改訂新版 世界大百科事典 「ポタモガーレ」の意味・わかりやすい解説
ポタモガーレ
potamogale
otter shrew
Potamogale velox
別名,カワウソジネズミ。カワウソ(食肉目イタチ科)に似た姿をした水生の哺乳類。食虫目ポタモガーレ科。カワウソ同様,円筒状の胴に短い四肢と太く長い尾をもち,目と耳は小さい。
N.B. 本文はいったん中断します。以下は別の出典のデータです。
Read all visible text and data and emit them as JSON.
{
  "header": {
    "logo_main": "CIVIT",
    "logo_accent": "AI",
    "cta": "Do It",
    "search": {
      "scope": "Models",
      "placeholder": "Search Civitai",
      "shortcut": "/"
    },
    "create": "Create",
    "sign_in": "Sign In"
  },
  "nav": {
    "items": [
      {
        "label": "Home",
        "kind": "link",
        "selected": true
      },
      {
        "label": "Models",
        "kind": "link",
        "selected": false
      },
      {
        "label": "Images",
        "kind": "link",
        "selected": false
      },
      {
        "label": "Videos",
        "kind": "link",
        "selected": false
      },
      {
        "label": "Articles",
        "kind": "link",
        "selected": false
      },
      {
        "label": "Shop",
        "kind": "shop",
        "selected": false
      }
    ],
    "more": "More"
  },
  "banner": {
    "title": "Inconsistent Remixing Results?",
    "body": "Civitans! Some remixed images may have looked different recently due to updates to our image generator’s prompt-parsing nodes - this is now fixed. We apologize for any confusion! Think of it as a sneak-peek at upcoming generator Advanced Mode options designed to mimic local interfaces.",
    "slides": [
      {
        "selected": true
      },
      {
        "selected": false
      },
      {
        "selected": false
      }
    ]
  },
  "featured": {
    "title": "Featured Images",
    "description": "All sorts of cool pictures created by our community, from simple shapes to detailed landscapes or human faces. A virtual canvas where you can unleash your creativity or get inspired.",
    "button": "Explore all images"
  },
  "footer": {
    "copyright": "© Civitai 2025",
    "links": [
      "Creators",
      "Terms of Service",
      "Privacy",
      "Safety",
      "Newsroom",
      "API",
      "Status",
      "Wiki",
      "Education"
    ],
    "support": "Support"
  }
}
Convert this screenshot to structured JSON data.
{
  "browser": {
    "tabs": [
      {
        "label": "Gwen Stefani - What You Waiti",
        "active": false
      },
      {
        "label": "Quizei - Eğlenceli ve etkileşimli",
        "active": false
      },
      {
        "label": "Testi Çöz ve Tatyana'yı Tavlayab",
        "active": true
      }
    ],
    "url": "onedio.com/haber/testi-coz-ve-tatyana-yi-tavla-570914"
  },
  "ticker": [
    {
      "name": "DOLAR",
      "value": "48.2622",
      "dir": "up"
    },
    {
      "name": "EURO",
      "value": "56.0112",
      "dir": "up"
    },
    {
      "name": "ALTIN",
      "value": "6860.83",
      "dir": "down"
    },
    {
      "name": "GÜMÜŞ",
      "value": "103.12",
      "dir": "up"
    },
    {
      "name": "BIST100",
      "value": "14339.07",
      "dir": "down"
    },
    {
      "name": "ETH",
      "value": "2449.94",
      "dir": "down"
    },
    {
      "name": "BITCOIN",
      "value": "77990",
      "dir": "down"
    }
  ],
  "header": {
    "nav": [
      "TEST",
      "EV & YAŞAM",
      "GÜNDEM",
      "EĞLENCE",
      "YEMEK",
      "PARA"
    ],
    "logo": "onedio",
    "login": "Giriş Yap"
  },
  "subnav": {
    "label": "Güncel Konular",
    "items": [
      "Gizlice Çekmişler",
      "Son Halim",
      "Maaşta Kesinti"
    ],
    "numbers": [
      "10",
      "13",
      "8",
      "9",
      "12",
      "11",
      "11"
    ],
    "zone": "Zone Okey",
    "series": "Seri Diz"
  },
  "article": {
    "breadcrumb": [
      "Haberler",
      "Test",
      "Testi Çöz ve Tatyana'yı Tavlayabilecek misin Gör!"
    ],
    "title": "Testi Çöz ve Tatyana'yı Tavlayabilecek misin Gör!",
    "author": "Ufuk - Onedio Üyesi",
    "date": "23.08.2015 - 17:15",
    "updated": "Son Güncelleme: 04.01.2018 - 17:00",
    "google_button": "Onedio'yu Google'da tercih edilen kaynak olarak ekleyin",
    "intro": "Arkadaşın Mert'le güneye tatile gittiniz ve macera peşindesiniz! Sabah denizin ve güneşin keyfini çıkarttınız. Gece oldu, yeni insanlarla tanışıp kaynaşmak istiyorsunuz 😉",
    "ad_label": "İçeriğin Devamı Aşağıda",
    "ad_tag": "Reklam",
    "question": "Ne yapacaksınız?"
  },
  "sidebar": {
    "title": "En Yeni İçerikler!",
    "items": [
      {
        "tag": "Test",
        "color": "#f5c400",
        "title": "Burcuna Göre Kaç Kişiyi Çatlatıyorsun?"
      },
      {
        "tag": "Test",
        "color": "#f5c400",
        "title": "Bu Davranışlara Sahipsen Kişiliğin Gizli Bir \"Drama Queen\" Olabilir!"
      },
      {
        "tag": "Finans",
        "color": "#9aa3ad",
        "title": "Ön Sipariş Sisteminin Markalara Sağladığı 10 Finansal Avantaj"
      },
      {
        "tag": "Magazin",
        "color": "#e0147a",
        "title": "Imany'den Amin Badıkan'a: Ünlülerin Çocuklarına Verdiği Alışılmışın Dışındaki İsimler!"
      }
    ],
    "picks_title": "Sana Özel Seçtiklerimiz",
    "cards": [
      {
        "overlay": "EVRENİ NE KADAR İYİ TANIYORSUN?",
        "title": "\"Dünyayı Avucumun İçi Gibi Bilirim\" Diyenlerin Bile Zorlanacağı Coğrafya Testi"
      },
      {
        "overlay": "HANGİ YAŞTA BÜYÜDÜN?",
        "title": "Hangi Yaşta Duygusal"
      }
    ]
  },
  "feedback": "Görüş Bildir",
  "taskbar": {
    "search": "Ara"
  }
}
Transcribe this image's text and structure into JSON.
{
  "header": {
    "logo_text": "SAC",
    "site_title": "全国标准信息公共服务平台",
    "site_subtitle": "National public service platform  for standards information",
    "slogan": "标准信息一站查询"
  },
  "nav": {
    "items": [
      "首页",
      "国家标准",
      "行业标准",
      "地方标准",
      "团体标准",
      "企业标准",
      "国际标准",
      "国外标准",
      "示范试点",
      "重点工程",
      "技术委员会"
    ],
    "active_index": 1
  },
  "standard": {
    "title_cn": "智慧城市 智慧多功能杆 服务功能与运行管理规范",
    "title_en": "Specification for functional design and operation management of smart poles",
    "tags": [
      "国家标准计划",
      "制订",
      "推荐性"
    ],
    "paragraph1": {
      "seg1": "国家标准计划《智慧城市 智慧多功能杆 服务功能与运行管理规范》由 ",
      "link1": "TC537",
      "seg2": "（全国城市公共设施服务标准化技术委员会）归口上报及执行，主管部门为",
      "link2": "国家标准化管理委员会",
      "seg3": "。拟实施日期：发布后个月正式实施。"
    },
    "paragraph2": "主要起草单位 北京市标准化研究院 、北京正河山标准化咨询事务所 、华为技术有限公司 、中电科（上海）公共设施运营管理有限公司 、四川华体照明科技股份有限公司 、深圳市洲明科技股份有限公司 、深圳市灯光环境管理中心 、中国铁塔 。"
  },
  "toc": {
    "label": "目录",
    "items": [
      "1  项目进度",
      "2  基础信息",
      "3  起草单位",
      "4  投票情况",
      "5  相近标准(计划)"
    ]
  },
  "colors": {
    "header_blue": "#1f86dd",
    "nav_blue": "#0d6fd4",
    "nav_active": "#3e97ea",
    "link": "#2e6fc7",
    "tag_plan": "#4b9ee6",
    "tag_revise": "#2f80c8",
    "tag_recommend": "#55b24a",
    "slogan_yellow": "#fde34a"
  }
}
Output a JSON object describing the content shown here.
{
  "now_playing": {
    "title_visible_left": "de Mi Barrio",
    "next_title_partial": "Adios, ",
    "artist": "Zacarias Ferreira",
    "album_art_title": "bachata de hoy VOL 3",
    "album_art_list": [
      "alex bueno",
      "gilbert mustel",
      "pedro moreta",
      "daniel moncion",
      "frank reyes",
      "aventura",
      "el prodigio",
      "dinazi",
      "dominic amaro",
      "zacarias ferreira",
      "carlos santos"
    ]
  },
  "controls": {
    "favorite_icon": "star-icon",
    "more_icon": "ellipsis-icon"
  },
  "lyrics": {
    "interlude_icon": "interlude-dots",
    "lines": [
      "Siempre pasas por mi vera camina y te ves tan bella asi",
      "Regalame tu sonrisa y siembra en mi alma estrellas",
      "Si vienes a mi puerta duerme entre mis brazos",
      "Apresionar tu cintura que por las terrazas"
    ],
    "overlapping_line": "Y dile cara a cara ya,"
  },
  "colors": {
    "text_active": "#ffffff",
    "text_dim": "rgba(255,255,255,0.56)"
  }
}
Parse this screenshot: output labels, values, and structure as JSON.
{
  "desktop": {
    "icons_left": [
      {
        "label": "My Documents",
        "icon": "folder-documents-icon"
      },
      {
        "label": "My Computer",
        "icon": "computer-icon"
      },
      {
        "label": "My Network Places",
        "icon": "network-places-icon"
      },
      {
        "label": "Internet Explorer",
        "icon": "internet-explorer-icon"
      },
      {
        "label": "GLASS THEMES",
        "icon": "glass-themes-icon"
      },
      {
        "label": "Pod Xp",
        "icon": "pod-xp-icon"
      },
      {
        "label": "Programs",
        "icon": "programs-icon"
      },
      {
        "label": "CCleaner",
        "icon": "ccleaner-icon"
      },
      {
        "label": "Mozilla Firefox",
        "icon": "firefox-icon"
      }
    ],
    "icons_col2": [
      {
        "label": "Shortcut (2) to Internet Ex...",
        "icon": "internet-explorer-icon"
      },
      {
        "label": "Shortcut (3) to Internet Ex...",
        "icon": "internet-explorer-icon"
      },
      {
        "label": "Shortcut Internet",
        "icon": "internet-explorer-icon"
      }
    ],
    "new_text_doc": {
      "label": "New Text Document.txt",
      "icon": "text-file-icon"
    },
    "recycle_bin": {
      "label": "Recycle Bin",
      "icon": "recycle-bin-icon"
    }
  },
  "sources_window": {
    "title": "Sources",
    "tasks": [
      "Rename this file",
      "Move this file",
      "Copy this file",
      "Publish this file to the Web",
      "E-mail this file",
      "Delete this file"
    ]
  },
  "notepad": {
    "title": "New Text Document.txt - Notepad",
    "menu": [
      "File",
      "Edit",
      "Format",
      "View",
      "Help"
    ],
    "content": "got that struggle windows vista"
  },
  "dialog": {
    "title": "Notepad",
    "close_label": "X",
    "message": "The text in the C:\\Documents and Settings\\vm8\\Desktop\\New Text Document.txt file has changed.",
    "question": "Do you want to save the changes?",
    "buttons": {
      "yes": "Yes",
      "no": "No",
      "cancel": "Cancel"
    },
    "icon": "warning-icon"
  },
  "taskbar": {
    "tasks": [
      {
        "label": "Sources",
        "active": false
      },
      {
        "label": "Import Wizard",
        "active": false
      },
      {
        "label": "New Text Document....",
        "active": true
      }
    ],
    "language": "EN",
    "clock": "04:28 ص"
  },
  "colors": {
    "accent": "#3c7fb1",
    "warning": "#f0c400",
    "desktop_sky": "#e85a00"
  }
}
鼻孔は水中で閉じることができる。扁平な口吻(こうふん)部には,水中で獲物をさぐるのに使われる太い触毛が生える。食虫類としては体が大きく,体長29~35cm,尾長25~29cm。体色は,背面は暗い茶色,腹面は黄色みを帯びた白色。手足に水かきはなく,水中を進むための推進力は,先が左右に扁平な尾を振ることによって得られる。アフリカ中央部の雨林の湿地や,ゆるやかな流れの川をすみ場所として,水中を泳いでカニ,魚,両生類を捕食する。主として夜行性で,日中は,岸に掘った巣穴で休む。巣穴の出入口はカワウソの場合と同様水中に開く。1産2子を生む。近縁種に,体の大きさがおよそ半分のヒメポタモガーレMicropotamogale lamotteiほか1種がある。